/etc/auto.net hangs for a LONG time when NFS server is not accesible and makes other programs unusable
Affects | Status | Importance | Assigned to | Milestone | |
---|---|---|---|---|---|
autofs (Ubuntu) |
New
|
Undecided
|
Unassigned |
Bug Description
/etc/auto.net hangs for a LONG time when NFS server is not accesible and makes other programs unusable:
When you try to list a directory with symlinks to a autofs managed NFS mounted directory, if the server is down, then you have to wait for a LONG time before the command 'ls' executes. The better is to just kill the command. The problem comes when it is an application like Gnome or wine which tries to access that directory from the background: they get stucked for a LONG time. And wine leaves it before /etc/auto.net executes 'showmount -e', which is the command that actually renders everything so slow. But I post this bug here because I think it's a failure of autofs, rather that showmount, which may have its reasons for doing this.
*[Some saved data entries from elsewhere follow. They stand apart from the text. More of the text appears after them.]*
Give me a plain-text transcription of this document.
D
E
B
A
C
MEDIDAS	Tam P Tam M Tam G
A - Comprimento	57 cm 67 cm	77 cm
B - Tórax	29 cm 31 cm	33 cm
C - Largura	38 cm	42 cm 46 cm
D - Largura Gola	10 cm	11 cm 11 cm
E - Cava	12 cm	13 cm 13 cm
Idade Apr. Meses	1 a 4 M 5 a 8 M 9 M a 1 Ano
There should be a way of doing all this without having to wait for so long when accessing a file, which is very uncommon on Unix (normally, you can access, or not, quite fast, so applications are designed with this in mind). Maybe making the script run on a user's petition through DBus would be a good idea, then letting the applications acess it, but when it was already mounted. And, of course, during this you could do other things. Or maybe just not locking everything until you detect the server, or adding the option that you can choose the time to wait until you get the response from the server (but this is actually slow if you have to repeat an access to the disk many many times, for instance, on a script). I think that the possibility of having a DBus enabled autofs is better, just like Network Manager (what a GREAT application) does.
All the NFS functionality is done in the kernel, not in the userland.
So you can't even kill a command waiting for the NFS server - or to be more exact: you can kill the program but the kill will only happen after the kernel returns execution to the program.